Simenon shares, with other great genre writers, a keen sense of minimal description to express big ideas. The two I read, The Hotel Majestic and Lock 14, create efficient little worlds that Inspector Maigret must explore to solve the crimes. The first involves the working environment within the Hotel Majestic, and the interactions of its staff, from its well-paid management to its lowest minimum-wage maintenance worker, serving high-income hoi polloi, frazzled traveling salesmen and tourists. The other book concerns lives and livelihoods among the provincial waterways and canal systems within (mostly) rural France – oil tankers, shipping boats, barges (both motorized and horse-drawn) pleasure boats, yachts, and the variety of owners, sportsmen and workers who pilot the boats or run the canal system.
It’s typical in mysteries like these for the characters to have wildly divergent histories; who-they-were-then and what-they-are-now, or who-they’ve-always-been and will-always dependably-be.
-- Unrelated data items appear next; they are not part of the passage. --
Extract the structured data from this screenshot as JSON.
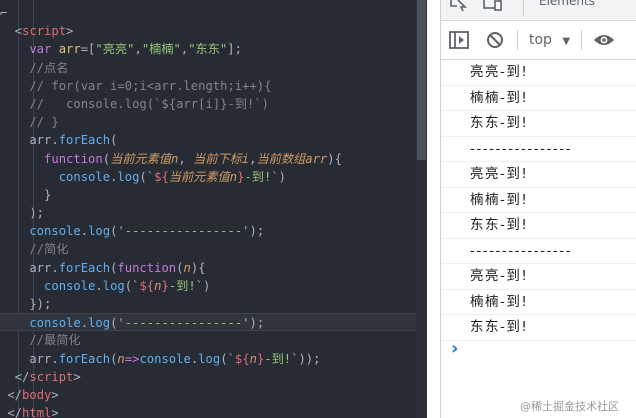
{
  "editor": {
    "lines": [
      {
        "parts": [
          [
            "c-pn",
            "⌐"
          ]
        ]
      },
      {
        "parts": [
          [
            "c-pn",
            "  <"
          ],
          [
            "c-tag",
            "script"
          ],
          [
            "c-pn",
            ">"
          ]
        ]
      },
      {
        "parts": [
          [
            "c-kw",
            "    var "
          ],
          [
            "c-var",
            "arr"
          ],
          [
            "c-pn",
            "=["
          ],
          [
            "c-str",
            "\"亮亮\""
          ],
          [
            "c-pn",
            ","
          ],
          [
            "c-str",
            "\"楠楠\""
          ],
          [
            "c-pn",
            ","
          ],
          [
            "c-str",
            "\"东东\""
          ],
          [
            "c-pn",
            "];"
          ]
        ]
      },
      {
        "parts": [
          [
            "c-com",
            "    //点名"
          ]
        ]
      },
      {
        "parts": [
          [
            "c-com",
            "    // for(var i=0;i<arr.length;i++){"
          ]
        ]
      },
      {
        "parts": [
          [
            "c-com",
            "    //   console.log(`${arr[i]}-到!`)"
          ]
        ]
      },
      {
        "parts": [
          [
            "c-com",
            "    // }"
          ]
        ]
      },
      {
        "parts": [
          [
            "c-pn",
            "    arr."
          ],
          [
            "c-fn",
            "forEach"
          ],
          [
            "c-pn",
            "("
          ]
        ]
      },
      {
        "parts": [
          [
            "c-kw",
            "      function"
          ],
          [
            "c-pn",
            "("
          ],
          [
            "c-pm",
            "当前元素值n"
          ],
          [
            "c-pn",
            ", "
          ],
          [
            "c-pm",
            "当前下标i"
          ],
          [
            "c-pn",
            ","
          ],
          [
            "c-pm",
            "当前数组arr"
          ],
          [
            "c-pn",
            "){"
          ]
        ]
      },
      {
        "parts": [
          [
            "c-fn",
            "        console"
          ],
          [
            "c-pn",
            "."
          ],
          [
            "c-fn",
            "log"
          ],
          [
            "c-pn",
            "(`"
          ],
          [
            "c-tpl",
            "${"
          ],
          [
            "c-pm",
            "当前元素值n"
          ],
          [
            "c-tpl",
            "}"
          ],
          [
            "c-str",
            "-到!"
          ],
          [
            "c-pn",
            "`)"
          ]
        ]
      },
      {
        "parts": [
          [
            "c-pn",
            "      }"
          ]
        ]
      },
      {
        "parts": [
          [
            "c-pn",
            "    );"
          ]
        ]
      },
      {
        "parts": [
          [
            "c-fn",
            "    console"
          ],
          [
            "c-pn",
            "."
          ],
          [
            "c-fn",
            "log"
          ],
          [
            "c-pn",
            "("
          ],
          [
            "c-str",
            "'----------------'"
          ],
          [
            "c-pn",
            ");"
          ]
        ]
      },
      {
        "parts": [
          [
            "c-com",
            "    //简化"
          ]
        ]
      },
      {
        "parts": [
          [
            "c-pn",
            "    arr."
          ],
          [
            "c-fn",
            "forEach"
          ],
          [
            "c-pn",
            "("
          ],
          [
            "c-kw",
            "function"
          ],
          [
            "c-pn",
            "("
          ],
          [
            "c-pm",
            "n"
          ],
          [
            "c-pn",
            "){"
          ]
        ]
      },
      {
        "parts": [
          [
            "c-fn",
            "      console"
          ],
          [
            "c-pn",
            "."
          ],
          [
            "c-fn",
            "log"
          ],
          [
            "c-pn",
            "(`"
          ],
          [
            "c-tpl",
            "${"
          ],
          [
            "c-pm",
            "n"
          ],
          [
            "c-tpl",
            "}"
          ],
          [
            "c-str",
            "-到!"
          ],
          [
            "c-pn",
            "`)"
          ]
        ]
      },
      {
        "parts": [
          [
            "c-pn",
            "    });"
          ]
        ]
      },
      {
        "parts": [
          [
            "c-fn",
            "    console"
          ],
          [
            "c-pn",
            "."
          ],
          [
            "c-fn",
            "log"
          ],
          [
            "c-pn",
            "("
          ],
          [
            "c-str",
            "'----------------'"
          ],
          [
            "c-pn",
            ");"
          ]
        ],
        "hl": true
      },
      {
        "parts": [
          [
            "c-com",
            "    //最简化"
          ]
        ]
      },
      {
        "parts": [
          [
            "c-pn",
            "    arr."
          ],
          [
            "c-fn",
            "forEach"
          ],
          [
            "c-pn",
            "("
          ],
          [
            "c-pm",
            "n"
          ],
          [
            "c-kw",
            "=>"
          ],
          [
            "c-fn",
            "console"
          ],
          [
            "c-pn",
            "."
          ],
          [
            "c-fn",
            "log"
          ],
          [
            "c-pn",
            "(`"
          ],
          [
            "c-tpl",
            "${"
          ],
          [
            "c-pm",
            "n"
          ],
          [
            "c-tpl",
            "}"
          ],
          [
            "c-str",
            "-到!"
          ],
          [
            "c-pn",
            "`));"
          ]
        ]
      },
      {
        "parts": [
          [
            "c-pn",
            "  </"
          ],
          [
            "c-tag",
            "script"
          ],
          [
            "c-pn",
            ">"
          ]
        ]
      },
      {
        "parts": [
          [
            "c-pn",
            " </"
          ],
          [
            "c-tag",
            "body"
          ],
          [
            "c-pn",
            ">"
          ]
        ]
      },
      {
        "parts": [
          [
            "c-pn",
            " </"
          ],
          [
            "c-tag",
            "html"
          ],
          [
            "c-pn",
            ">"
          ]
        ]
      }
    ]
  },
  "devtools": {
    "panel_tab": "Elements",
    "context": "top",
    "messages": [
      "亮亮-到!",
      "楠楠-到!",
      "东东-到!",
      "----------------",
      "亮亮-到!",
      "楠楠-到!",
      "东东-到!",
      "----------------",
      "亮亮-到!",
      "楠楠-到!",
      "东东-到!"
    ],
    "prompt": "›"
  },
  "watermark": "@稀土掘金技术社区",
  "colors": {
    "editor_bg": "#272b33",
    "accent_blue": "#1a73e8"
  }
}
Maigret, sometimes admirably, sometimes irritatingly, enters the foreign culture (as it were), sorts out and restrings the events and characters, and sees justice done, often in bigger ways than just solving the initial crime. He’s patient but efficient, respectful but cranky; tolerant and open-minded, but brooks no nonsense – a sad-and-wise worldly realist who loves getting home to the missus.
Simenon is a first-among-equals for the detective/police procedural. Duane Swierczynski is the new kid in town. And they are both highly readable and highly recommended.